Within an hour, Earthwave had the attacker's name and friends list. The unnamed victim, which would normally require legal authority to obtain details of the attacker, had quickly pinned the assault on an IT staffer who was fired days earlier.

“It was hacking 101. He thought he was safe, but we had his logs.”

Another recent investigation saw engineers tracking IT staff within a Federal Government agency who for months had stolen and forwarded sensitive internal emails to hundreds of staff.

The culprits were caught siphoning emails from the agency’s board and chief executive to external Hotmail and Gmail accounts, and sending those messages to hundreds of staff inboxes from there.

“We went in after hours and put in an appliance which captured every packet that went through. We found the IP addresses linked to those emails and they called the police,” Minassian said.

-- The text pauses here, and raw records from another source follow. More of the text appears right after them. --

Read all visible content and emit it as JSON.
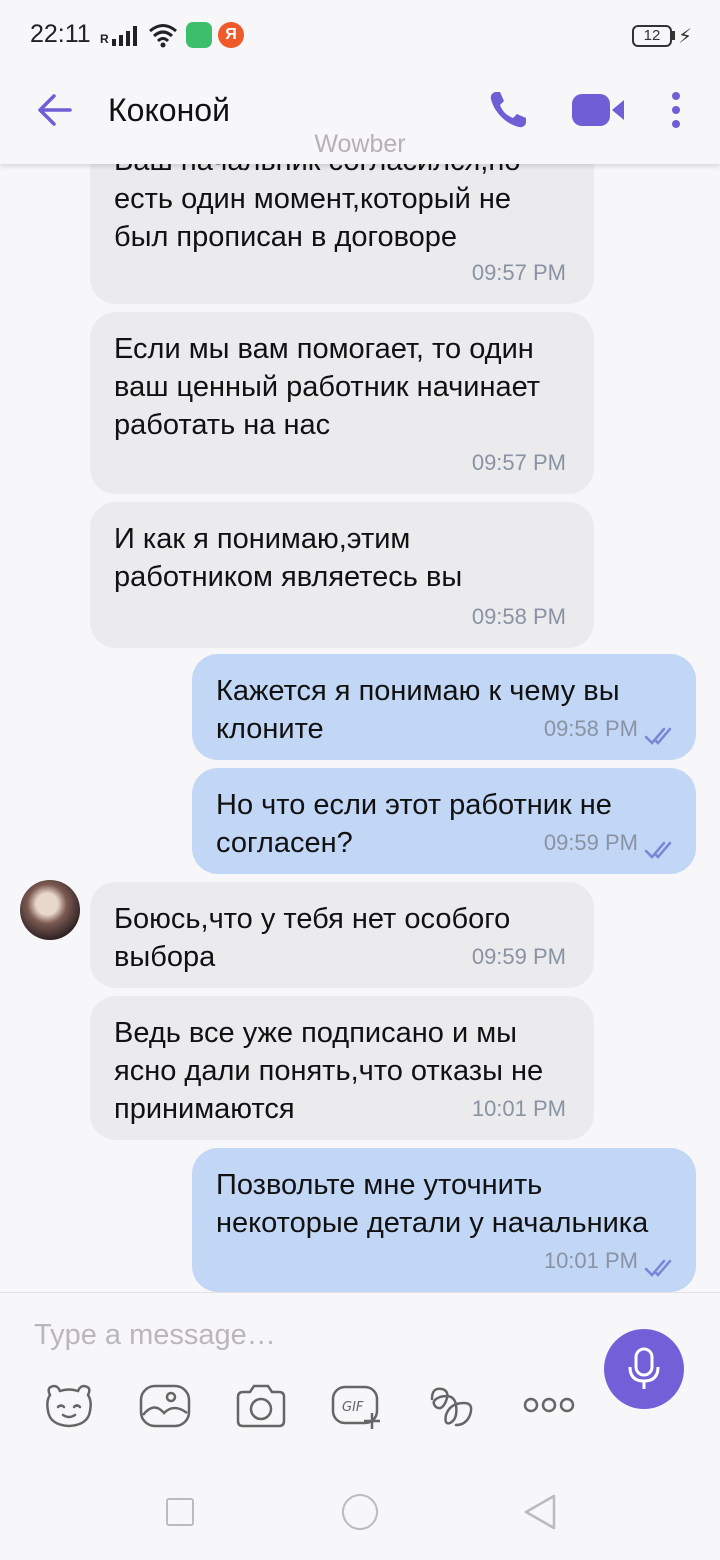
{
  "status_bar": {
    "time": "22:11",
    "network_label": "R",
    "yandex_badge": "Я",
    "battery": "12"
  },
  "header": {
    "title": "Коконой",
    "watermark": "Wowber",
    "accent_color": "#6f5fd6"
  },
  "messages": [
    {
      "direction": "in",
      "text": "Ваш начальник согласился,но есть один момент,который не был прописан в договоре",
      "time": "09:57 PM"
    },
    {
      "direction": "in",
      "text": "Если мы вам помогает, то один ваш ценный работник начинает работать на нас",
      "time": "09:57 PM"
    },
    {
      "direction": "in",
      "text": "И как я понимаю,этим работником являетесь вы",
      "time": "09:58 PM"
    },
    {
      "direction": "out",
      "text": "Кажется я понимаю к чему вы клоните",
      "time": "09:58 PM",
      "status": "read"
    },
    {
      "direction": "out",
      "text": "Но что если этот работник не согласен?",
      "time": "09:59 PM",
      "status": "read"
    },
    {
      "direction": "in",
      "text": "Боюсь,что у тебя нет особого выбора",
      "time": "09:59 PM"
    },
    {
      "direction": "in",
      "text": "Ведь все уже подписано и мы ясно дали понять,что отказы не принимаются",
      "time": "10:01 PM"
    },
    {
      "direction": "out",
      "text": "Позвольте мне уточнить некоторые детали у начальника",
      "time": "10:01 PM",
      "status": "read"
    }
  ],
  "composer": {
    "placeholder": "Type a message…",
    "value": "",
    "tools": [
      "sticker-icon",
      "gallery-icon",
      "camera-icon",
      "gif-icon",
      "doodle-icon",
      "more-options-icon"
    ],
    "gif_label": "GIF"
  },
  "colors": {
    "incoming_bubble": "#ebeaec",
    "outgoing_bubble": "#c2d6f6",
    "mic_button": "#7360d8"
  }
}
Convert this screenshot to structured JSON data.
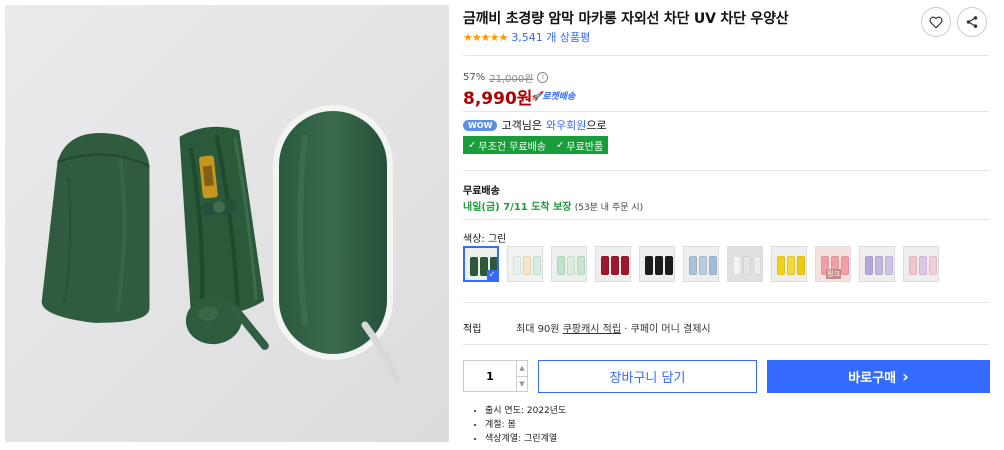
{
  "product": {
    "title": "금깨비 초경량 암막 마카롱 자외선 차단 UV 차단 우양산",
    "stars": "★★★★★",
    "review_count": "3,541 개 상품평"
  },
  "actions": {
    "wishlist_icon": "heart-icon",
    "share_icon": "share-icon"
  },
  "price": {
    "discount_rate": "57%",
    "original": "21,000원",
    "info_icon": "ⓘ",
    "sale": "8,990원",
    "rocket_label": "로켓배송"
  },
  "wow": {
    "badge": "WOW",
    "prefix": "고객님은",
    "link": "와우회원",
    "suffix": "으로"
  },
  "badges": {
    "free_shipping": "무조건 무료배송",
    "free_return": "무료반품"
  },
  "shipping": {
    "label": "무료배송",
    "date": "내일(금) 7/11 도착 보장",
    "note": "(53분 내 주문 시)"
  },
  "color": {
    "label": "색상:",
    "selected": "그린",
    "options": [
      {
        "name": "그린",
        "rolls": [
          "#2e5a3c",
          "#2e5a3c",
          "#2e5a3c"
        ],
        "bg": "#eef0ee"
      },
      {
        "name": "민트",
        "rolls": [
          "#e8f3ea",
          "#f2e8c8",
          "#d7efe0"
        ],
        "bg": "#f2f2f2"
      },
      {
        "name": "그린민트",
        "rolls": [
          "#bfe3c9",
          "#d8eedd",
          "#c6e7cf"
        ],
        "bg": "#eef0ee"
      },
      {
        "name": "와인",
        "rolls": [
          "#9c1830",
          "#9c1830",
          "#9c1830"
        ],
        "bg": "#eeeeee"
      },
      {
        "name": "블랙",
        "rolls": [
          "#1c1c1c",
          "#1c1c1c",
          "#1c1c1c"
        ],
        "bg": "#eeeeee"
      },
      {
        "name": "스카이블루",
        "rolls": [
          "#a9c3d9",
          "#b7cde0",
          "#a1bdd5"
        ],
        "bg": "#eeeeee"
      },
      {
        "name": "화이트",
        "rolls": [
          "#f4f4f4",
          "#e4e4e4",
          "#ededed"
        ],
        "bg": "#e0e0e0"
      },
      {
        "name": "옐로우",
        "rolls": [
          "#f0d11c",
          "#f3d93a",
          "#eccb10"
        ],
        "bg": "#eeeeee"
      },
      {
        "name": "핑크",
        "rolls": [
          "#f2a0a8",
          "#f2a0a8",
          "#f2a0a8"
        ],
        "bg": "#f6e1e1",
        "tag": "핑크"
      },
      {
        "name": "퍼플",
        "rolls": [
          "#b8a8d8",
          "#c4b7df",
          "#cfc2e6"
        ],
        "bg": "#eeeeee"
      },
      {
        "name": "핑크퍼플",
        "rolls": [
          "#f2c4cc",
          "#dcc6e4",
          "#f0d0d6"
        ],
        "bg": "#eeeeee"
      }
    ]
  },
  "points": {
    "label": "적립",
    "text": "최대 90원",
    "link": "쿠팡캐시 적립",
    "suffix": "· 쿠페이 머니 결제시"
  },
  "purchase": {
    "quantity": "1",
    "cart_label": "장바구니 담기",
    "buy_label": "바로구매",
    "buy_arrow": "›"
  },
  "details": [
    "출시 연도: 2022년도",
    "계절: 봄",
    "색상계열: 그린계열"
  ],
  "colors": {
    "accent": "#346aff",
    "price": "#ae0000",
    "green": "#1a9c3a",
    "star": "#ff9800"
  }
}
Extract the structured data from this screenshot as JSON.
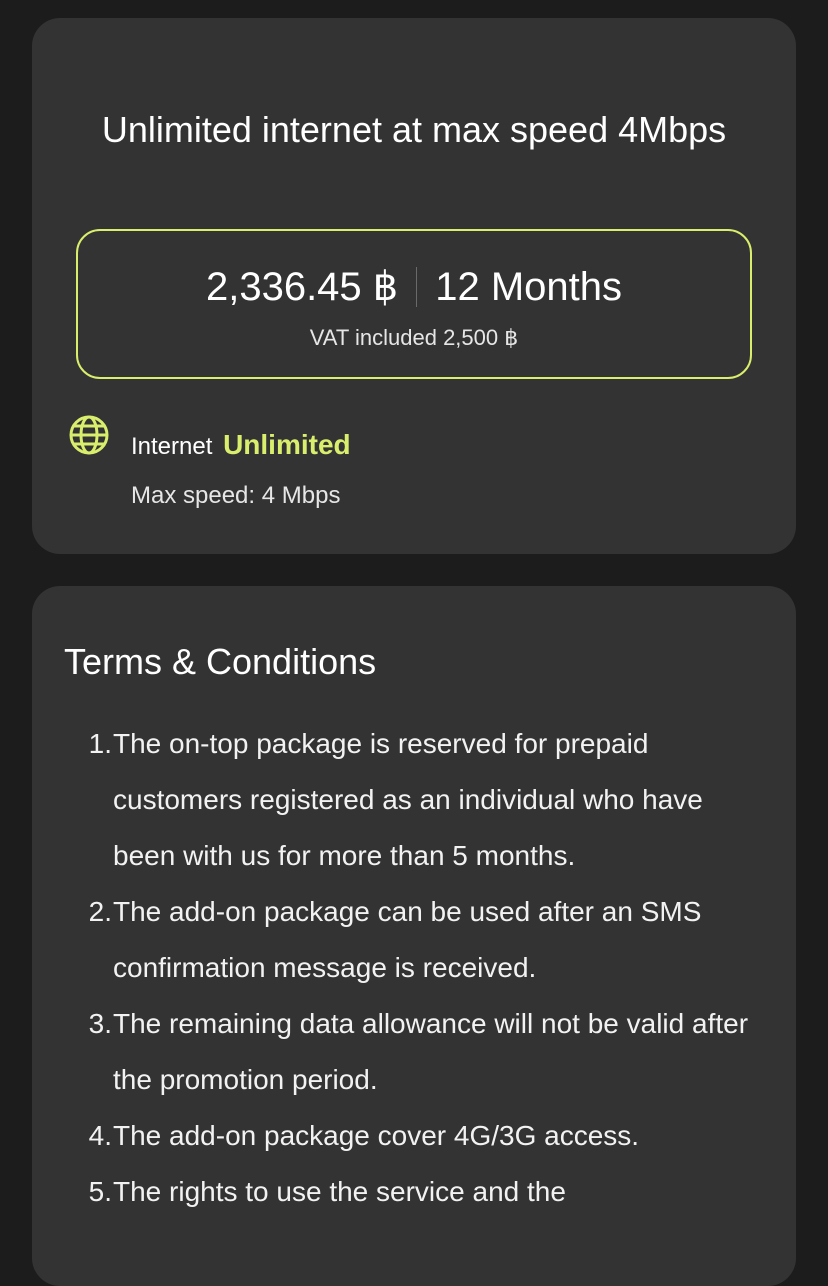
{
  "package": {
    "title": "Unlimited internet at max speed 4Mbps",
    "price": "2,336.45 ฿",
    "duration": "12 Months",
    "vat_line": "VAT included 2,500 ฿",
    "feature": {
      "icon": "globe-icon",
      "label": "Internet",
      "value": "Unlimited",
      "subtext": "Max speed: 4 Mbps"
    },
    "accent_color": "#d8ee6c"
  },
  "terms": {
    "title": "Terms & Conditions",
    "items": [
      {
        "num": "1.",
        "text": "The on-top package is reserved for prepaid customers registered as an individual who have been with us for more than 5 months."
      },
      {
        "num": "2.",
        "text": "The add-on package can be used after an SMS confirmation message is received."
      },
      {
        "num": "3.",
        "text": "The remaining data allowance will not be valid after the promotion period."
      },
      {
        "num": "4.",
        "text": "The add-on package cover 4G/3G access."
      },
      {
        "num": "5.",
        "text": "The rights to use the service and the"
      }
    ]
  }
}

Earthwave also investigates more serious offences, including a large child pornography ring in which some members accessed monitored web sites from McDonalds stores.

The current investigation spans multiple countries and involves law enforcement from the FBI and Interpol.

Malware

Malware writers were increasingly deploying new malware variants against SCADA (Supervisory Control and Data Acquisition) networks, according to a chief engineer within the SOC.

He said those targeted attacks, while generally ineffective, were often a prelude to wider attacks.

“They might feel that SCADA, with all the media hype, is less secure -- which is not necessarily the case -- so they try to target them first.”

But the majority of attacks targeted vulnerabilities that admins had neglected to patch.

In the last month, engineers had spotted an uptick in attacks against Cisco firewalls within the finance sector that targeted vulnerability that was patched years ago. The hole enabled attackers to access the management console on the firewalls.